Yesterday, several lovely friends who now have young families came to my London performance of Disobedience. For the first time, I was aware of the other meaning of “My, how you’ve grown,” which is a far more bittersweet realisation of an awareness that transpires between adults; that we no longer see each-other often enough. That noticeable growth of a child is a slipping away of time.

I don’t know why but it was so transparent, for the first time. It happened over again, three or four times in the space of an hour, with different people who I adore but don’t see; both family and friends. Reasons, not excuses. We live in the wrong town. We’re all couples and they have kids and we’re all busy. Tacked onto the corkboard of the post-Milne melancholia, this became a bit overwhelming. By which I mean it’s a fucking daft thing to do for your birthday. Don’t feel bad for me though: I drank it away in grand company, with wine and Talisker, once the remains of us was small enough to manage.

It also reminded me (yet again – though I repeatedly forget) that my own gigs are precisely the worst places to catch up with close friends. I don’t know how many times I have mantra’d this to myself, trying to drill it in that I need to separate my live music shows from my social calendar.
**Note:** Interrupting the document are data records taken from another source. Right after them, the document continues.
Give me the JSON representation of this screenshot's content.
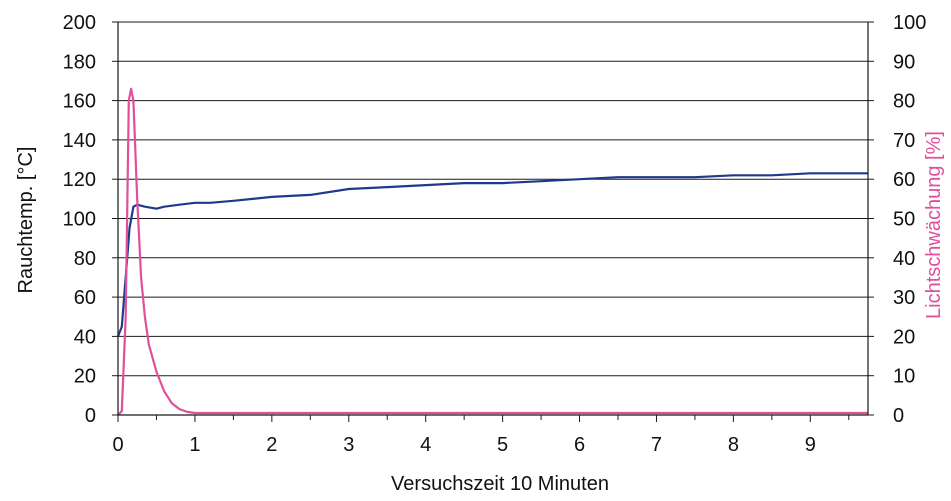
{
  "chart_data": {
    "type": "line",
    "xlabel": "Versuchszeit 10 Minuten",
    "ylabel_left": "Rauchtemp. [°C]",
    "ylabel_right": "Lichtschwächung [%]",
    "xlim": [
      0,
      9.75
    ],
    "ylim_left": [
      0,
      200
    ],
    "ylim_right": [
      0,
      100
    ],
    "x_ticks": [
      "0",
      "1",
      "2",
      "3",
      "4",
      "5",
      "6",
      "7",
      "8",
      "9"
    ],
    "y_left_ticks": [
      "0",
      "20",
      "40",
      "60",
      "80",
      "100",
      "120",
      "140",
      "160",
      "180",
      "200"
    ],
    "y_right_ticks": [
      "0",
      "10",
      "20",
      "30",
      "40",
      "50",
      "60",
      "70",
      "80",
      "90",
      "100"
    ],
    "grid": true,
    "legend": "none",
    "colors": {
      "temperature": "#1f3a8a",
      "light": "#e0509a"
    },
    "series": [
      {
        "axis": "left",
        "color_key": "temperature",
        "points": [
          [
            0,
            40
          ],
          [
            0.05,
            45
          ],
          [
            0.1,
            70
          ],
          [
            0.15,
            95
          ],
          [
            0.2,
            106
          ],
          [
            0.25,
            107
          ],
          [
            0.35,
            106
          ],
          [
            0.5,
            105
          ],
          [
            0.6,
            106
          ],
          [
            0.8,
            107
          ],
          [
            1.0,
            108
          ],
          [
            1.2,
            108
          ],
          [
            1.5,
            109
          ],
          [
            2.0,
            111
          ],
          [
            2.5,
            112
          ],
          [
            3.0,
            115
          ],
          [
            3.5,
            116
          ],
          [
            4.0,
            117
          ],
          [
            4.5,
            118
          ],
          [
            5.0,
            118
          ],
          [
            5.5,
            119
          ],
          [
            6.0,
            120
          ],
          [
            6.5,
            121
          ],
          [
            7.0,
            121
          ],
          [
            7.5,
            121
          ],
          [
            8.0,
            122
          ],
          [
            8.5,
            122
          ],
          [
            9.0,
            123
          ],
          [
            9.5,
            123
          ],
          [
            9.75,
            123
          ]
        ]
      },
      {
        "axis": "right",
        "color_key": "light",
        "points": [
          [
            0,
            0
          ],
          [
            0.05,
            1
          ],
          [
            0.1,
            25
          ],
          [
            0.14,
            80
          ],
          [
            0.17,
            83
          ],
          [
            0.2,
            80
          ],
          [
            0.25,
            55
          ],
          [
            0.3,
            35
          ],
          [
            0.35,
            25
          ],
          [
            0.4,
            18
          ],
          [
            0.5,
            11
          ],
          [
            0.6,
            6
          ],
          [
            0.7,
            3
          ],
          [
            0.8,
            1.5
          ],
          [
            0.9,
            0.8
          ],
          [
            1.0,
            0.5
          ],
          [
            2.0,
            0.5
          ],
          [
            3.0,
            0.5
          ],
          [
            4.0,
            0.5
          ],
          [
            5.0,
            0.5
          ],
          [
            6.0,
            0.5
          ],
          [
            7.0,
            0.5
          ],
          [
            8.0,
            0.5
          ],
          [
            9.0,
            0.5
          ],
          [
            9.75,
            0.5
          ]
        ]
      }
    ]
  }
}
If I was a plumber, I wouldn’t get someone to come and see me fixing a sink as a method of hanging out with them, yet still I use a gig to hook you to a north London pub crawl.

Which reminds me, I must do another London walk before it gets too cold.

From Comment, Words
posted on September 2nd, 2012

The other day I heard an eye-opening piece of thinking and wanted to share it with you. So badly in fact, I spent an intense, frustrating hour yesterday on the train looping this three-minute bit of audio over and over, trying to transcribe it. Daft, because you could just go listen: it’s on a recent episode of Slate magazine’s Culture Gabfest. They were just finishing a discussion on comedian Mike Birbiglia’s new movie Sleepwalk With Me. But the subject matter isn’t important. Here’s Stephen Metcalf:

“Isn’t it amazing that the struggling lonely artist who sacrifices everything to his own vision, a romantic trope now in western culture for 300 years; [only] one person is permitted to embody it now, in contemporary culture, without being laughed at: which is the comedian. He’s the only person who can get away with it anymore. Let me tell you, if you pull that shit as a poet or novelist, you are laughed out of the room. It’s interesting that the one person who’s allowed now still to be a tortured artist is the comedian.
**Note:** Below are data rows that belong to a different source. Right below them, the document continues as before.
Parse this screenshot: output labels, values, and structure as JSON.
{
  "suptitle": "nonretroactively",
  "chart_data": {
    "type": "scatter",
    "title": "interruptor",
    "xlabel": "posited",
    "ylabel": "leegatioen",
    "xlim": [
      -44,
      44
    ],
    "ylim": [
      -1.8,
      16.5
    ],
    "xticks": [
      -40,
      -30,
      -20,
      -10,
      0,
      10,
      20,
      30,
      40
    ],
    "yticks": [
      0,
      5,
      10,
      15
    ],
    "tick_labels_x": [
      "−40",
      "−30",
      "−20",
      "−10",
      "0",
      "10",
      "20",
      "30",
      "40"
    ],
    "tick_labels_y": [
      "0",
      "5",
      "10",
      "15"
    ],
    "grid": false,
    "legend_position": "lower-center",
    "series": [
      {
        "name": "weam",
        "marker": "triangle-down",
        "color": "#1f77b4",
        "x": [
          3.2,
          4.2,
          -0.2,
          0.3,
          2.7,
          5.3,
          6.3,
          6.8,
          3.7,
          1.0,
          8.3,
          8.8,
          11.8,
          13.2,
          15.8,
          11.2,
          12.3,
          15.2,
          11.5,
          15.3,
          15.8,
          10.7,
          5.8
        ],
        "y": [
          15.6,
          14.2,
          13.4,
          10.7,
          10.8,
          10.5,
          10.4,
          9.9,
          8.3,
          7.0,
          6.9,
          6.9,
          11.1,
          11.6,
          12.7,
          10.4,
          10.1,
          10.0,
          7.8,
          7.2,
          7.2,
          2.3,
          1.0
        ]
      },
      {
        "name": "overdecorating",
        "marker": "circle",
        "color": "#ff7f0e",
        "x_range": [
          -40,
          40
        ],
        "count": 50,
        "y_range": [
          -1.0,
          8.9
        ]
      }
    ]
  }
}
I really believe, starting in the 90s, probably starting a little bit in the 80s but gathering steam in the 90s, it became a social type that people were deeply uncomfortable with. It was huge in the 50s and 60s when existentialism was huge and on into the rock’n’roll era where flaming out early and the beat poets would be an example, Lenny Bruce very early on was a comic version of that.”

And his (for me extraordinary) conclusion:

“But it’s something about the cultural authority assumed by the person who presumes to suffer for all of us, attain a higher wisdom and then lay it on the rest of us? That became a form of cultural extortion that people were really uncomfortable with. The reasons have to be deep and I can’t, off the top of my head, think of exactly what they were. But the idea that someone had gone off, sat on their own in a garrett, burned the candle til late at night, explored the darkness of their own soul and come back with The Truth that the rest of us were going to have to sit and patiently listen to; that paradigm went way out the window.”

This feels on-the-button to me – and also of real concern; surely that is an exceptionally important (and broad) segment of our cultural conversation to lose, just because we’re all trying so hard to walk and talk like winners. Particularly in terms of its real usefulness to the lives of the audience – inspiring a stepping away from mundanity, or from mental slavery, or from traditional oppressive value systems of winning and losing. It’s a core pillar.

I’d say (Metcalf doesn’t imply this at all) that it will inevitably turn out to be the top-down establishment that has – consciously or not – whittled away at its coolness. Bloody Cowell, yet again, in other words.